ROANOKE TIMES

                         Roanoke Times
                 Copyright (c) 1995, Landmark Communications, Inc.

DATE: TUESDAY, April 2, 1991                   TAG: 9104020406
SECTION: VIRGINIA                    PAGE: B-7   EDITION: BEDFORD/FRANKLIN 
SOURCE: Associated Press
DATELINE: NORFOLK                                LENGTH: Medium


INFANT HOME AFTER LIFESAVING HEART TRANSPLANT/ YOUNGEST TO HAVE SURGERY

The youngest patient ever to get a heart transplant in Virginia went home Monday, 25 days after the life-saving surgery and 33 days after he was born.

"He's thriving on just breast-feeding, and that really is quite an accomplishment," said Dr. David H. Johnson, director of pediatric cardiology at Children's Hospital of the King's Daughters, where the surgery was performed March 7 on Joshua Adam Huneycutt of Suffolk.

Joshua was barely a week old when he underwent the procedure. Born with a congenital heart defect, he had a left aorta and ventricle that were too small to pump enough blood out of his heart to circulate through his body.

"There for a while, we didn't know if he was going to live," said the boy's father, J. Grant Huneycutt. "They didn't give us any hope when we first came over here."
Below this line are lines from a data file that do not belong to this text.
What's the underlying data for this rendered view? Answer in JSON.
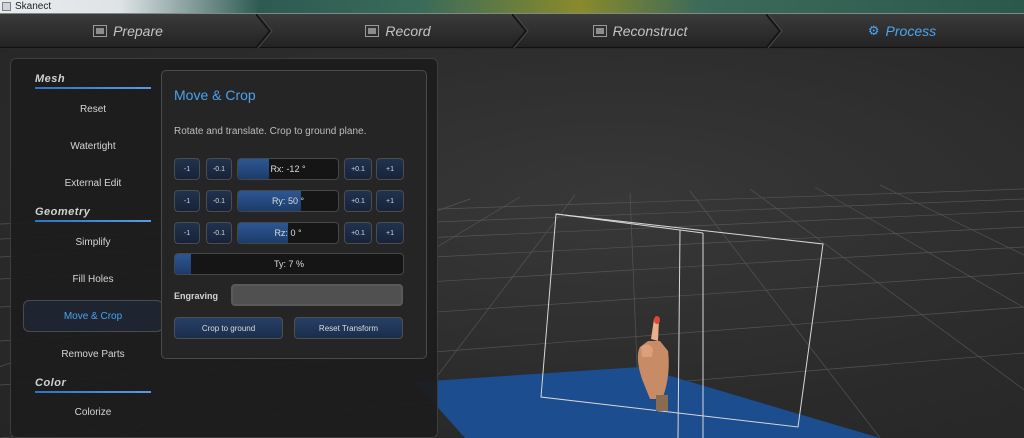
{
  "window": {
    "title": "Skanect"
  },
  "steps": [
    {
      "label": "Prepare"
    },
    {
      "label": "Record"
    },
    {
      "label": "Reconstruct"
    },
    {
      "label": "Process"
    }
  ],
  "sidebar": {
    "sections": [
      {
        "title": "Mesh",
        "items": [
          "Reset",
          "Watertight",
          "External Edit"
        ]
      },
      {
        "title": "Geometry",
        "items": [
          "Simplify",
          "Fill Holes",
          "Move & Crop",
          "Remove Parts"
        ]
      },
      {
        "title": "Color",
        "items": [
          "Colorize"
        ]
      }
    ],
    "selected_item": "Move & Crop"
  },
  "panel": {
    "title": "Move & Crop",
    "description": "Rotate and translate. Crop to ground plane.",
    "step_buttons": {
      "minus1": "-1",
      "minus01": "-0.1",
      "plus01": "+0.1",
      "plus1": "+1"
    },
    "rx": {
      "label": "Rx: -12 °",
      "fill": 0.31
    },
    "ry": {
      "label": "Ry: 50 °",
      "fill": 0.63
    },
    "rz": {
      "label": "Rz: 0 °",
      "fill": 0.5
    },
    "ty": {
      "label": "Ty: 7 %",
      "fill": 0.07
    },
    "engraving_label": "Engraving",
    "engraving_value": "",
    "crop_button": "Crop to ground",
    "reset_button": "Reset Transform"
  },
  "colors": {
    "accent": "#4aa2f0",
    "ground_plane": "#1b4f94",
    "button_fill": "#20324e"
  }
}
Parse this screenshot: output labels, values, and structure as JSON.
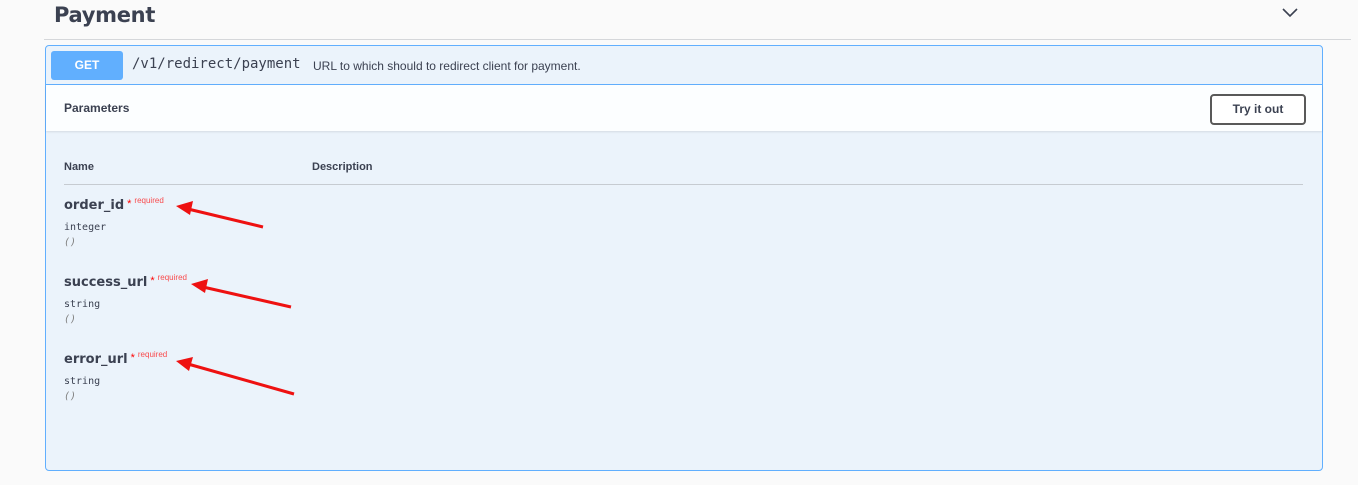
{
  "section": {
    "title": "Payment",
    "toggle_icon": "chevron-down-icon"
  },
  "operation": {
    "method": "GET",
    "path": "/v1/redirect/payment",
    "summary": "URL to which should to redirect client for payment.",
    "accent_color": "#61affe",
    "background_color": "#ebf3fb"
  },
  "parameters": {
    "title": "Parameters",
    "try_button_label": "Try it out",
    "columns": {
      "name": "Name",
      "description": "Description"
    },
    "items": [
      {
        "name": "order_id",
        "star": "*",
        "required_label": "required",
        "type": "integer",
        "in": "()"
      },
      {
        "name": "success_url",
        "star": "*",
        "required_label": "required",
        "type": "string",
        "in": "()"
      },
      {
        "name": "error_url",
        "star": "*",
        "required_label": "required",
        "type": "string",
        "in": "()"
      }
    ]
  },
  "annotations": {
    "arrow_color": "#ff0000",
    "arrow_icon": "red-arrow-annotation"
  }
}
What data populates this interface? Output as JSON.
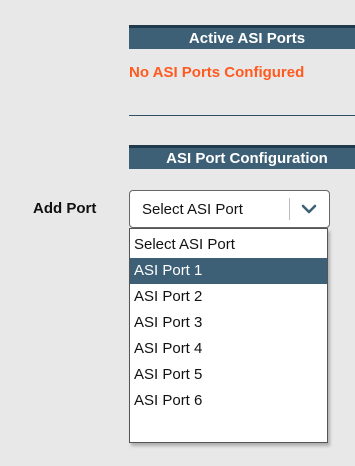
{
  "active_section": {
    "title": "Active ASI Ports",
    "status_text": "No ASI Ports Configured"
  },
  "config_section": {
    "title": "ASI Port Configuration",
    "add_port_label": "Add Port",
    "select": {
      "value": "Select ASI Port",
      "chevron_icon": "chevron-down-icon"
    },
    "options": [
      "Select ASI Port",
      "ASI Port 1",
      "ASI Port 2",
      "ASI Port 3",
      "ASI Port 4",
      "ASI Port 5",
      "ASI Port 6"
    ],
    "highlighted_option": "ASI Port 1"
  },
  "colors": {
    "header_bg": "#3d6077",
    "warning_text": "#ff5a1f",
    "page_bg": "#e8e8e8"
  }
}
Joshua's heart defect created complications for the rest of his body, including internal bleeding and malfunctions of his kidneys and liver.

A heart transplant was out of the question until those problems had been stabilized. But a couple of days after birth, the infant's kidneys started functioning. About three days later, so did his liver.

"We had a lot of people praying for him," said Huneycutt, president of a Suffolk heating and air-conditioning business. "The doctors were amazed at the rapid turnaround."

But the improvement did not extend to the boy's heart, which was severely overworked. So his name was placed on a national computer list that matches heart donors and recipients.

"It was a race against time," his father said. The next day, a donor heart was located and the operation was performed.

"We are very grateful that God allowed things to work as they did," Huneycutt said. "We're also grateful for the thoughtfulness of the donor family. In order for our Joshua to live, it meant they had to go through a very sorrowful time. For that, we keep them in our prayers."

Hospital officials said organ-sharing regulations prevent the disclosure of the name or the location of donor families.

Huneycutt, 44, and his wife Betty, 40, have four other children. Joshua will have to come back for regular checks, the first one today. .

In the five years since heart-transplant surgery has been performed on newborns, only 37 infants have undergone the procedure, according to the United Network for Organ Sharing.

Johnson said the long-term survival prospects for infant patients are difficult to determine because there have so few such operations.